Since all Linux tools are either present in any distributive or can be freely downloaded, Linux is a convenient OS both for programming and testing. Basic tools for testing Linux applications are as follows:

• GCC – Gnu C compiler. To test the compiler, you can use gcc, which is a Basic C, C++ compiler for Linux. Its website has special tests. If you compile the -g option, you can debug the program with GDB.
• BASH. The BASH shell is also included in each distribution. It is very useful for writing scripts.
• expect is also present in each distributive. It is a simple but quite handy syntax tool command language (TCL).
• expect-perl ? expect-python (pyexpect) – libraries expect for scripting languages perl and python.
• gdb – Gnu Debuger. This is a standard C/C++ debugger. If you’ve never used it, we advise you to get acquainted with this tool. Use kgdb for kernel.
• ltt – Linux Trace Toolkit. If your Linux core supports LTT, you can view the active processes/system calls in the current process.
• import ? gimp – can be used for taking screenshots for testing graphics applications.
• minicom is a program for manual testing. If you want to automate the console, it is better to use the expect (or in conjunction with the “cat” and “echo”, or just open / dev / ttySx as file – sometimes the second option does not fit).
• ltp – Linux Test Suite Page [ltp.sf.net] is a very useful collection of tests. It includes tests of file systems, system calls, etc.

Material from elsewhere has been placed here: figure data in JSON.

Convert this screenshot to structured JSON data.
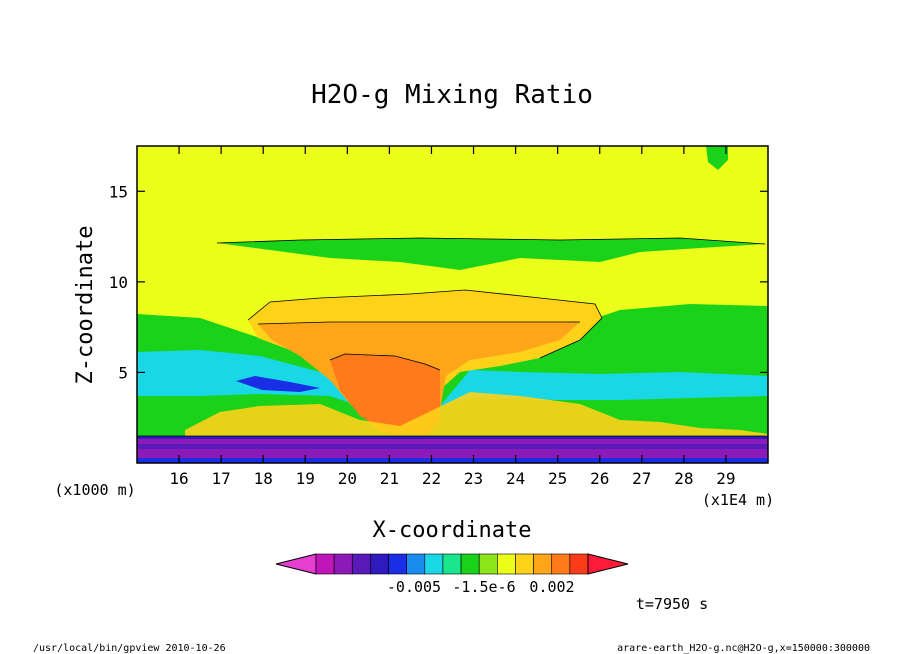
{
  "chart_data": {
    "type": "heatmap",
    "title": "H2O-g Mixing Ratio",
    "xlabel": "X-coordinate",
    "ylabel": "Z-coordinate",
    "x_unit": "(x1E4 m)",
    "y_unit": "(x1000 m)",
    "x_ticks": [
      16,
      17,
      18,
      19,
      20,
      21,
      22,
      23,
      24,
      25,
      26,
      27,
      28,
      29
    ],
    "y_ticks": [
      5,
      10,
      15
    ],
    "xlim": [
      15,
      30
    ],
    "ylim": [
      0,
      17.5
    ],
    "colorbar": {
      "tick_labels": [
        "-0.005",
        "-1.5e-6",
        "0.002"
      ],
      "colors": [
        "#e63fd0",
        "#c015b8",
        "#8c1ab8",
        "#5a1ab8",
        "#2e1abd",
        "#1a2ee6",
        "#1a8cf0",
        "#1ad7e6",
        "#1ae68c",
        "#1ad21a",
        "#8ce61a",
        "#ebff1a",
        "#ffd21a",
        "#ffa51a",
        "#ff7a1a",
        "#ff3c1a",
        "#ff1a3c"
      ]
    },
    "regions": [
      {
        "name": "background",
        "color": "#ebff1a"
      },
      {
        "name": "upper-moist-band",
        "color": "#1ad21a"
      },
      {
        "name": "mid-moist-layer",
        "color": "#1ad21a"
      },
      {
        "name": "humid-layer",
        "color": "#1ad7e6"
      },
      {
        "name": "dry-intrusion",
        "color": "#1a2ee6"
      },
      {
        "name": "anvil",
        "color": "#ffd21a"
      },
      {
        "name": "updraft",
        "color": "#ffa51a"
      },
      {
        "name": "core",
        "color": "#ff7a1a"
      },
      {
        "name": "boundary-layer",
        "color": "#8c1ab8"
      }
    ]
  },
  "annotations": {
    "time": "t=7950 s",
    "footer_left": "/usr/local/bin/gpview  2010-10-26",
    "footer_right": "arare-earth_H2O-g.nc@H2O-g,x=150000:300000"
  }
}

Among other common tools, it would good to mention such as netperf (utility to verify the network performance), ircp, irdump, openobex (utilities for infrared checking), and telnet, ssh (a remote shell). If you need to enter same commands frequently, you can use expect, which is available in any distributive). A more detailed comprehensive list of tools commonly used for testing the various components of Linux can be found here.

Hackers’ security distribution

Linux also has its own distributions for testing. Backtrack-Linux.org is a good example of a specialized Linux distribution that has just one purpose – to test your network, devices and systems for security vulnerabilities. The last version of Backtrack was released in August of 2012.

Backtrack all started with earlier versions of live Linux such distributions such as Whoppix, IWHAX, and Auditor. As it’s said at Offensive Security, after years of development, penetration tests, and unprecedented help from the security community, it evolved to what is now known as a GPL-compliant Linux distribution built by penetration testers for penetration testers with development staff consisting of individuals spanning different languages, regions, industries and nationalities.

Backtrack consists of more than 300 security open source tools and utilities. While there are many commercial programs available, many security professionals prefer BackTrack tools. The interesting thing is that BackTrack is also popular among hackers because of its anonymity; when installing this distribution, you don’t have to register.

Many security practitioners use BackTrack to perform their security assessments. BackTrack is an open-source, Linux-based penetration testing toolset. It makes performing a security assessment easier, because all of the common tools that you need are all packaged into one nice distribution and ready to go at a moment’s notice. As with other Linux distributions, BackTrack is supported and developed by a community of users that range from skilled penetration testers in the information security field, government entities, information technology experts, security enthusiasts and individuals new to the security community.

Conclusion

The above should provide a good overview of some of the basic Linux tools, singularities, process management, specific limitations, etc., that are vital for quality assurance services involving Linux. However, this is just the tip of the iceberg when it comes to Linux, the most stable, efficient, safe and legal operating system ever.